The answer is that it may not really matter, since the utility of real estate is a laundry service for gross money, said Timothy Nubi, a professor of real estate management at the University of Lagos.
“There is a school of thought that is a means of storing capital by people who do not have the opportunity to take their money abroad or put it in the bank; they just put their money into properties. . . and I hope they can sell it years later, ”said Nubi.
“It’s crazy. Drive through Ikoyi and you will see the whole left side of a street [with buildings] which are vacant “.
This week, the head of Nigeria’s Economic and Financial Crimes Commission, Abdulrasheed Bawa, told Channels TV that “90 to 100%” of money laundering was done through real estate.
Ogundele, at Lucrezia’s sales office, said he had heard about money laundering that was part of the real estate game in Nigeria, but that he had never experienced it himself. “And there’s no money to steal right now anyway!” he said, joking about the dire state of the economy.

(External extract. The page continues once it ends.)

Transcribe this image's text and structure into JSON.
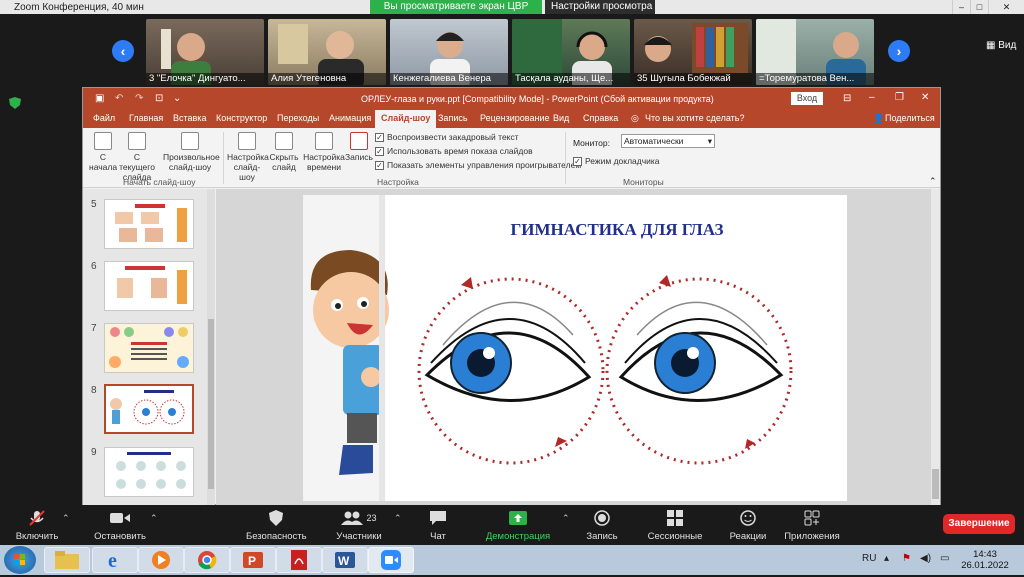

Given the huge disparities in wealth and opportunities in Lagos and Nigeria more broadly, Nubi said the government should focus on boosting investment in affordable housing in a city with a housing deficit of about 2.5. million units and where two-thirds of residents live in slums, according to UN estimates. “We have this problem of mismatch in the real estate market in Nigeria,” he said. “What comes on the market isn’t really what people need.”